Outro profissional da instituição que também concilia o serviço público com o forró é Hélio Wilson, assistente de aluno do Campus São Cristóvão. Ele descobriu o talento para a sanfona por acaso, ao participar de uma festa de São João há sete anos e depois disso passou a aperfeiçoar seu dom. “Descobri que um senhorzinho, que mora perto de mim, dava aulas de sanfona, Seu Justino. Aprendi com ele os rudimentos de sanfona. Hoje toco profissionalmente na Banda Prime e do trio da Quadrilha São Bento. Comecei sem expectativa, mas a falta de profissionais desse instrumento no mercado – a insistência de amigos – me fez despertar o interesse. Hoje digo que é um hobby que me traz um retorno financeiro”, relembra Hélio.
Assim como diversos outros artistas da cultura nordestina, o servidor do Campus São Cristóvão também se adaptou em 2020 por causa da pandemia. “Tive a experiência de participar de três lives solidárias e confesso que estranhei um pouco, uma vez que o contato com o público torna a atividade mais empolgante. Além disso, fiquei muito preocupado com o contato com outros integrantes, embora houve o respeito às orientações da OMS, quanto as medidas de prevenção. Por fim, vejo com bons olhos a ‘reinvenção’ dos festejos juninos por meio das lives, visto que a adaptação é uma característica do povo nordestino”, pondera o servidor, que também participa da banda Agroshow, com estudantes do IFS.
Alguns alunos do IFS também se destacam no forró, como no caso de André Roque Almeida Júnior, do curso técnico em Agropecuária do Campus São Cristóvão. Vocalista da banda Agroshow, criada há um ano e meio com mais cinco alunos e com o servidor Hélio Wilson. Ele começou a estudar música em 2018, como lazer, mas passou a se especializar no forró com a criação do grupo do campus onde estuda.

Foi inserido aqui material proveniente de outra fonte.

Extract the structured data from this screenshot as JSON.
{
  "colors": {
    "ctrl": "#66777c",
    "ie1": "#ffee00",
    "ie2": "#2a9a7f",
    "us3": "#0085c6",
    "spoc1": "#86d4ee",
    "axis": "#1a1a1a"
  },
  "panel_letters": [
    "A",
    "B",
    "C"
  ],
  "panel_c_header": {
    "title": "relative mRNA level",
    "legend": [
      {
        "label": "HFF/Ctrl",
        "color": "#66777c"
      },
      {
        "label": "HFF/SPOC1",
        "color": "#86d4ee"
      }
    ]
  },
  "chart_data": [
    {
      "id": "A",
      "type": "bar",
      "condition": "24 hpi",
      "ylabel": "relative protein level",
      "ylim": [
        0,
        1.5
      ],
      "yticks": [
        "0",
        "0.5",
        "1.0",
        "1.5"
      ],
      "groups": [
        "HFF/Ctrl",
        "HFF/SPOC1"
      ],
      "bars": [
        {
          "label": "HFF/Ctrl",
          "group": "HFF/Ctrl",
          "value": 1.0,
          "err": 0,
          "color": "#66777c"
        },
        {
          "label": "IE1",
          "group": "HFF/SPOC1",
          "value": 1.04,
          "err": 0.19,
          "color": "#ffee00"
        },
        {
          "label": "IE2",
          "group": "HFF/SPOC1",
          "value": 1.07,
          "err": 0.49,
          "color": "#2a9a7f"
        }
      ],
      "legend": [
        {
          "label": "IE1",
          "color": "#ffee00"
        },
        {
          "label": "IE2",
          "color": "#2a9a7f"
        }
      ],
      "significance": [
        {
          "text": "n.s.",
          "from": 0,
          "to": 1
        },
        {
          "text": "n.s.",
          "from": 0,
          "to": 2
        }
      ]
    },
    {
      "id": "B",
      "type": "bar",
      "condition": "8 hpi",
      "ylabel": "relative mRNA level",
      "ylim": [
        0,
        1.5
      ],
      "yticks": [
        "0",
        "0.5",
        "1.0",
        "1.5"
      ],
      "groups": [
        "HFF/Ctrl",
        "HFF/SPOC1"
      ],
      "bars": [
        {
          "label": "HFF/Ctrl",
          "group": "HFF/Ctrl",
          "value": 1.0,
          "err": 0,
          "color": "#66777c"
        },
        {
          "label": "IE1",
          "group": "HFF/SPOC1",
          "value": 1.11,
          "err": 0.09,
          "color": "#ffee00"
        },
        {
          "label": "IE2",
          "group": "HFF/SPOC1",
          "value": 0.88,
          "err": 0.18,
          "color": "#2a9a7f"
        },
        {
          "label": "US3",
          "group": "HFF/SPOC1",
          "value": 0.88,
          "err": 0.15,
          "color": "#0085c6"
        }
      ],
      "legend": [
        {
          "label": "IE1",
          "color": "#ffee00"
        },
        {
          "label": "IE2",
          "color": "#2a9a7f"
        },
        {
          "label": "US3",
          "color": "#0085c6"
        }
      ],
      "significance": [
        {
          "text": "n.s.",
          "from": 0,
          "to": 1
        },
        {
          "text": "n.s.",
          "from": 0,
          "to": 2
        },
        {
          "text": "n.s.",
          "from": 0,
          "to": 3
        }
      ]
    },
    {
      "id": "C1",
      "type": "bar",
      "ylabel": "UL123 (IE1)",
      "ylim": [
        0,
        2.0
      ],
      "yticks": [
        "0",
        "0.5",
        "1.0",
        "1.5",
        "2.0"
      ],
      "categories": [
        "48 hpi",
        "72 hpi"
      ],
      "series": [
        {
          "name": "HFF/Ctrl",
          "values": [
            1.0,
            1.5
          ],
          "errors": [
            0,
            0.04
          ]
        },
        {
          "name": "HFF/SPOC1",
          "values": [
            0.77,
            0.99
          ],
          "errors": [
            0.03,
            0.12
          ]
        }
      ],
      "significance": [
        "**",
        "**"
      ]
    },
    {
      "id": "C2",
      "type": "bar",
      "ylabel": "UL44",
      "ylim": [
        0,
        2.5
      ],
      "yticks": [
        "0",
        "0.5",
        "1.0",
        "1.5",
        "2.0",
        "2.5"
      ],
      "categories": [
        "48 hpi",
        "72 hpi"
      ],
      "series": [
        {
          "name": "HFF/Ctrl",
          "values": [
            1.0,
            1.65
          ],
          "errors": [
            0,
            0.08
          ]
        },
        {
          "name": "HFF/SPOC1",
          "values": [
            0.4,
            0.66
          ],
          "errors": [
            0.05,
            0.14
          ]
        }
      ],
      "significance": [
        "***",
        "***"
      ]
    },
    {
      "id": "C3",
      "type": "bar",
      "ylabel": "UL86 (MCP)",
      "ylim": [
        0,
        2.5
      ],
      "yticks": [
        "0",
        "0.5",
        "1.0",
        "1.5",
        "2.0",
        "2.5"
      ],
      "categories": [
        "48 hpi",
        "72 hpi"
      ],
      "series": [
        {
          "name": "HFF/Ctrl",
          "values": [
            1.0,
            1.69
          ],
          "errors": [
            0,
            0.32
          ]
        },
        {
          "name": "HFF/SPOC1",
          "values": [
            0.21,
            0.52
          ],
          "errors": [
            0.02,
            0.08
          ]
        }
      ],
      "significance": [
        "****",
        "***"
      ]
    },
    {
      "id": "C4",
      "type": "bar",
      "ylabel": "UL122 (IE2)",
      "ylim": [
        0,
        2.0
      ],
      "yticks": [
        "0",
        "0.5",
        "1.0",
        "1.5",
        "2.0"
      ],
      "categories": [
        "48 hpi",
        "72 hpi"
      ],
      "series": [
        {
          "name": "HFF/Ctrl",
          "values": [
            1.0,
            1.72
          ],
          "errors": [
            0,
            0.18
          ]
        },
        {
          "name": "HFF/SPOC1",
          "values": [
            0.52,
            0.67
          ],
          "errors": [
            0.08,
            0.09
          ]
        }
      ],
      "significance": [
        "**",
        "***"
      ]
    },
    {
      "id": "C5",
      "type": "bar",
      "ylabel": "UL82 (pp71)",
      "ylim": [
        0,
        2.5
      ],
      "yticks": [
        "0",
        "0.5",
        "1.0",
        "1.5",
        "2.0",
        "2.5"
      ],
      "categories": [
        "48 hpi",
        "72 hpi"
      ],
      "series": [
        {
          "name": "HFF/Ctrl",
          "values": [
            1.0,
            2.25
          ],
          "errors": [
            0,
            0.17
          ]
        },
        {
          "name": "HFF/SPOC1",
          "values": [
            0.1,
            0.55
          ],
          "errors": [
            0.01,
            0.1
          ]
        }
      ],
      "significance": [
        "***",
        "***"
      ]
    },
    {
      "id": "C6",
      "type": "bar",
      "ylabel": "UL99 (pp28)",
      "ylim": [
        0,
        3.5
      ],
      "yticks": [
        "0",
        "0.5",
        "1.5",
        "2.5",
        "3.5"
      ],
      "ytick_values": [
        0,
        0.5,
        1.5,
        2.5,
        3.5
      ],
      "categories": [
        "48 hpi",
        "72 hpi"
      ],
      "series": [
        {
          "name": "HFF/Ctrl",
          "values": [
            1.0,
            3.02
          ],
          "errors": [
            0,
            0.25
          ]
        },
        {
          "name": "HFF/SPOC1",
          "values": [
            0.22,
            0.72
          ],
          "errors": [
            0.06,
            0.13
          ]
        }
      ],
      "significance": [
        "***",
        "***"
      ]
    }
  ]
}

“No ano passado, o mês de junho foi intenso para todos nós, pois conciliávamos as aulas com ensaios (para estarmos afiados) e fazíamos em média duas apresentações por semana. Foi uma grande experiência, que infelizmente estamos deixando de lado este ano por causa da necessidade da quarentena. Está sendo bem triste. Mas, para matar a saudade, estamos preparando uma live solidária com nossa tradição de repertório e com nossa energia, que é diferente”, relata Roque.
É graças à reinvenção de talentos como esses, do IFS, que o povo nordestino encontra o conforto necessário para enfrentar todas as consequências de uma crise de saúde pública sem precedentes na história da humanidade. Seja nas cores das bandeirolas feitas pelos artesãos, nos versos dos cordéis ou no som de letras e acordes do forró, a tradição se mantém viva na memória de um povo que tem a resiliência como uma de suas marcas mais fortes.